Focus on saving India’s wetlands
The latest reports show even Ramsar sites, of which India has 75, are not immune to the pressures of development. This is unfortunate and, in an era of extreme weather events, a handicap.
That India’s wetlands face a daily challenge of survival is well documented. Two reports in this newspaper recently underscored just how difficult it is to safeguard such critical ecosystems from the advances of urbanisation, land use changes, infrastructure development and government apathy. Earlier this week, the Union environment ministry directed Uttar Pradesh (UP) to stop further draining of the Haiderpur wetland and ensure the dewatering, done under pressure from local farmers, is carried out only when migratory birds are not nesting there. Despite being a Ramsar site of international importance, the wetland suffered reckless dewatering between January 10-12, forcing tens of thousands of migratory birds to flee the spot. Days later, news broke that a birder approached the Supreme Court (SC) and National Green Tribunal over the delay in notifying the Dhanauri wetlands in Greater Noida (UP) as a Ramsar site. The wetland, possibly the largest breeding and roosting site for Sarus Cranes in north India, is threatened by encroachments and constructions around its catchment area, its water source. The delay occurred despite the Union environment ministry nudging UP several times since 2019.

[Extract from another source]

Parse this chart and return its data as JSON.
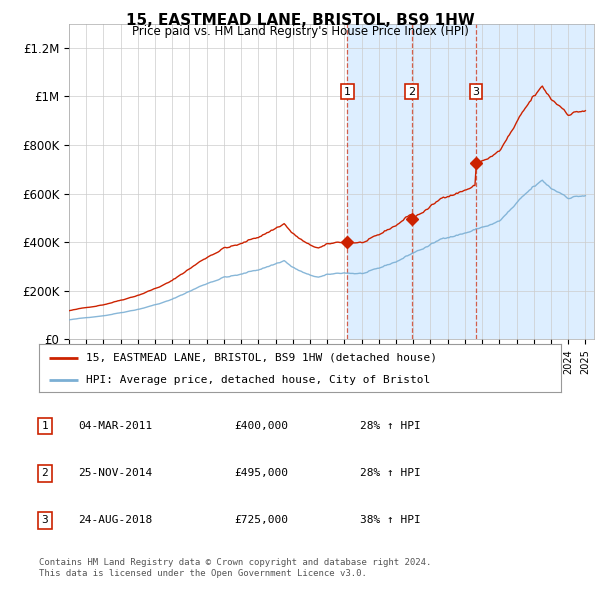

The importance of wetlands cannot be emphasised enough. They provide habitats for thousands of species of aquatic and terrestrial plants and animals and are valuable for flood protection, water quality improvement, shoreline erosion control, recreation, and aesthetics. India has at least 220,000 big wetlands and 550,000 smaller ones. However, a study by Wetlands International showed two of every five wetlands have lost their natural existence in the last 30 years, while 40% have lost quality for the survival of aquatic animals. The latest reports show even Ramsar sites, of which India has 75, are not immune to the pressures of development. This is unfortunate and, in an era of extreme weather events, a handicap.